What is Newton's second law of motion?

Newton's second law states that the net force acting on an object equals its mass multiplied by its acceleration: F = ma. A larger force produces a larger acceleration, and a heavier object requires more force to achieve the same acceleration.

What is the formula for Newton's second law?

The formula is F = ma, where F is the net force in newtons (N), m is mass in kilograms (kg), and a is acceleration in metres per second squared (m/s²). 1 newton is the force needed to accelerate 1 kg at 1 m/s².

What is an example of Newton's second law?

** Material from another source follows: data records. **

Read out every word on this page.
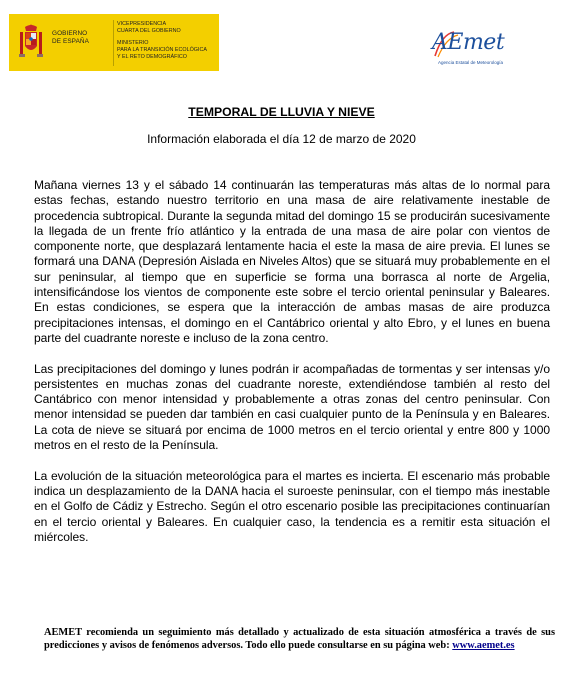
GOBIERNO
DE ESPAÑA
VICEPRESIDENCIA
CUARTA DEL GOBIERNO
MINISTERIO
PARA LA TRANSICIÓN ECOLÓGICA
Y EL RETO DEMOGRÁFICO
AEmet
Agencia Estatal de Meteorología
TEMPORAL DE LLUVIA Y NIEVE
Información elaborada el día 12 de marzo de 2020

Mañana viernes 13 y el sábado 14 continuarán las temperaturas más altas de lo normal para estas fechas, estando nuestro territorio en una masa de aire relativamente inestable de procedencia subtropical. Durante la segunda mitad del domingo 15 se producirán sucesivamente la llegada de un frente frío atlántico y la entrada de una masa de aire polar con vientos de componente norte, que desplazará lentamente hacia el este la masa de aire previa. El lunes se formará una DANA (Depresión Aislada en Niveles Altos) que se situará muy probablemente en el sur peninsular, al tiempo que en superficie se forma una borrasca al norte de Argelia, intensificándose los vientos de componente este sobre el tercio oriental peninsular y Baleares. En estas condiciones, se espera que la interacción de ambas masas de aire produzca precipitaciones intensas, el domingo en el Cantábrico oriental y alto Ebro, y el lunes en buena parte del cuadrante noreste e incluso de la zona centro.

Las precipitaciones del domingo y lunes podrán ir acompañadas de tormentas y ser intensas y/o persistentes en muchas zonas del cuadrante noreste, extendiéndose también al resto del Cantábrico con menor intensidad y probablemente a otras zonas del centro peninsular. Con menor intensidad se pueden dar también en casi cualquier punto de la Península y en Baleares. La cota de nieve se situará por encima de 1000 metros en el tercio oriental y entre 800 y 1000 metros en el resto de la Península.

La evolución de la situación meteorológica para el martes es incierta. El escenario más probable indica un desplazamiento de la DANA hacia el suroeste peninsular, con el tiempo más inestable en el Golfo de Cádiz y Estrecho. Según el otro escenario posible las precipitaciones continuarían en el tercio oriental y Baleares. En cualquier caso, la tendencia es a remitir esta situación el miércoles.

AEMET recomienda un seguimiento más detallado y actualizado de esta situación atmosférica a través de sus predicciones y avisos de fenómenos adversos. Todo ello puede consultarse en su página web: www.aemet.es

Pushing a shopping cart: a light empty cart accelerates easily (small m, large a), while a full heavy cart requires much more force for the same acceleration. Another example: a tennis ball accelerates faster than a bowling ball when hit with the same force.

⚡ Quick Answer

What Is Newton's Second Law?

Q: What is the difference between Newton's first and second law?

Newton's first law says an object at rest stays at rest (and an object in motion stays in motion) unless acted on by a net force. The second law quantifies what happens when a net force IS applied: the object accelerates proportionally to the force and inversely to its mass.

4 min readLast reviewed: May 2026By Frank Urena, PhD

Newton's second law of motion states that the net force acting on an object equals its mass multiplied by its acceleration: F = ma. It is the most widely used equation in classical mechanics and the foundation for analysing motion in everything from car crashes to rocket launches.

✓ Short Answer

Newton's second law says that when a net force acts on an object, it accelerates in the direction of that force. The acceleration is directly proportional to the force and inversely proportional to the mass: F = ma. In SI units, force is measured in newtons (N), mass in kilograms (kg), and acceleration in metres per second squared (m/s²). One newton is the force needed to accelerate 1 kg at 1 m/s².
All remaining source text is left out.